Halkın yararına olduğu gerekçesiyle böyle bir yöntem uygulandığı için tavan fiyat vatandaştan tepki görmüyor. Aksine “Hükümet bizi korumak için tavan fiyat uyguladı” denilerek, halkın daha fazla desteği kazanılıyor.
Acaba tavan fiyat uygulaması gerçekten halkın yararına mı?
Her gün dinlediğimiz yeni örnekler, daha büyük sıkıntıların geldiğinin işareti gibi.
Sıkıntıların büyüdüğünü, özellikle küçük ve orta ölçekli reel sektör temsilcilerinin yakınmalarından da anlıyoruz. Bankacılar da geri dönmeyen kredilerinin, ne kadar döndürmeye çalışsalar da büyümeye devam ettiğini kaydediyorlar. Bankacılık kesiminde, Rusya gerginliği nedeniyle, zor duruma giren turizm sektörüne ilişkin olarak devlet katkısı yönünde bir adım atma beklentisi olduğunu söylemeliyiz. Bankacılar belli ki kullandırdıkları ama aksayan turizm kredileri hakkında harekete geçmek için bu devlet adımını bekliyorlar.
Geçen gün bir büyük işadamı, ticari hayatın tıkandığını anlatırken, şu örneği verdi: “Bir tekstilci arkadaşım Aksaray’da 4-5 katlı bir binayı kiralamış yıllardır buradan yüklü satışlar yapıyordu. Geçen ayın sonunda konuştuğumda, cirosunun bile aylık bina kirasını karşılamaya yetmez hale geldiğini, satışların iyice durduğunu anlattı. Daha fazla dayanamayacağını, kapatacağını söylüyor” dedi. Aynı işadamı turizm sektöründe sorunun kamuoyuna yansıdığından çok daha büyük olduğunu, sadece Rusya’dan değil Avrupa ülkelerinden yapılan rezervasyonların bile iptal edildiğini, bu konuda mutlaka adım atılması gerektiğini söylüyordu.
PARA ARTARSA SGK PRİMİ
Bir başka arkadaşım, şahit olduğu bir olayı anlattı. Arkadaşının İstanbul’a yakın bir ilde fabrika binası varmış ve bunu kiraya vermiş. Geçen yılın sonlarına kadar her şey normal, kiralar zamanında ödeniyormuş ama birdenbire kiralar aksamaya başlamış. Kiracı olan sanayiciye gittiğinde elindeki vadesi geçmiş onlarca çek ve senedi sallayarak, “Ben bu işletmeyi sürdürmek zorundayım ama sattığım malın tahsilatını yapamıyorum. Buna rağmen mal alıp üretime devam etmek zorundayım. Ancak işler düzelene kadar senin kiranı ödeyemem. Önce işçiye elden maaşını verip, para artarsa SGK primini ödeyeceğim, yine artarsa vergimi ödeyeceğim, ondan da artarsa senin kiranı ödeyeceğim” demiş.
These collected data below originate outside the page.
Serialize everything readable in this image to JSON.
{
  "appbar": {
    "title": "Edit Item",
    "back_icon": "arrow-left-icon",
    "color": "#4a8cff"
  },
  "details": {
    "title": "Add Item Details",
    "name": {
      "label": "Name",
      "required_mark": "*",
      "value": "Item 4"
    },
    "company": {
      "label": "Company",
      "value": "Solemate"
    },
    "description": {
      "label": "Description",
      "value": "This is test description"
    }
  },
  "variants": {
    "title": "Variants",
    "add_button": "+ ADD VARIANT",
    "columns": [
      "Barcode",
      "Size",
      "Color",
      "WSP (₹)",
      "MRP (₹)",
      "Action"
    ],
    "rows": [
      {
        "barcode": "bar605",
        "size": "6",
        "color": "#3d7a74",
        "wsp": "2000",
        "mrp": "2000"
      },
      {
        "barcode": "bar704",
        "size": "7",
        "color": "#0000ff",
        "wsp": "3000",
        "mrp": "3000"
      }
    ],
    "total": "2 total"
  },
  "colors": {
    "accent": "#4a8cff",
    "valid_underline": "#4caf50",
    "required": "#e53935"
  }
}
Rusya ile yaşanan gerginlik nedeniyle, turizm, tavukçuluk gibi sektörlerde sıkıntılar artarken, bu sektörlerde çalışan şirketlerin doğal olarak bankalarla başı derde giriyor.
Mevcut gerginliğe dayalı dış politikanın devamı halinde sıkıntının büyümesi de kaçınılmaz.
Ancak bunların ötesinde genel bir kredi sorunu başladı ve bu nedenle özellikle KOBİ temsilcileri, “Bankalar büyük şirketlere kredi vermeye devam ederken, bize artık vermiyorlar” demeye başladılar.
Böyle dönemleri daha önce de yaşamıştık; işadamlarından gelen şikayetler artar, arkasından hükümetin banka suçlamaları gelir.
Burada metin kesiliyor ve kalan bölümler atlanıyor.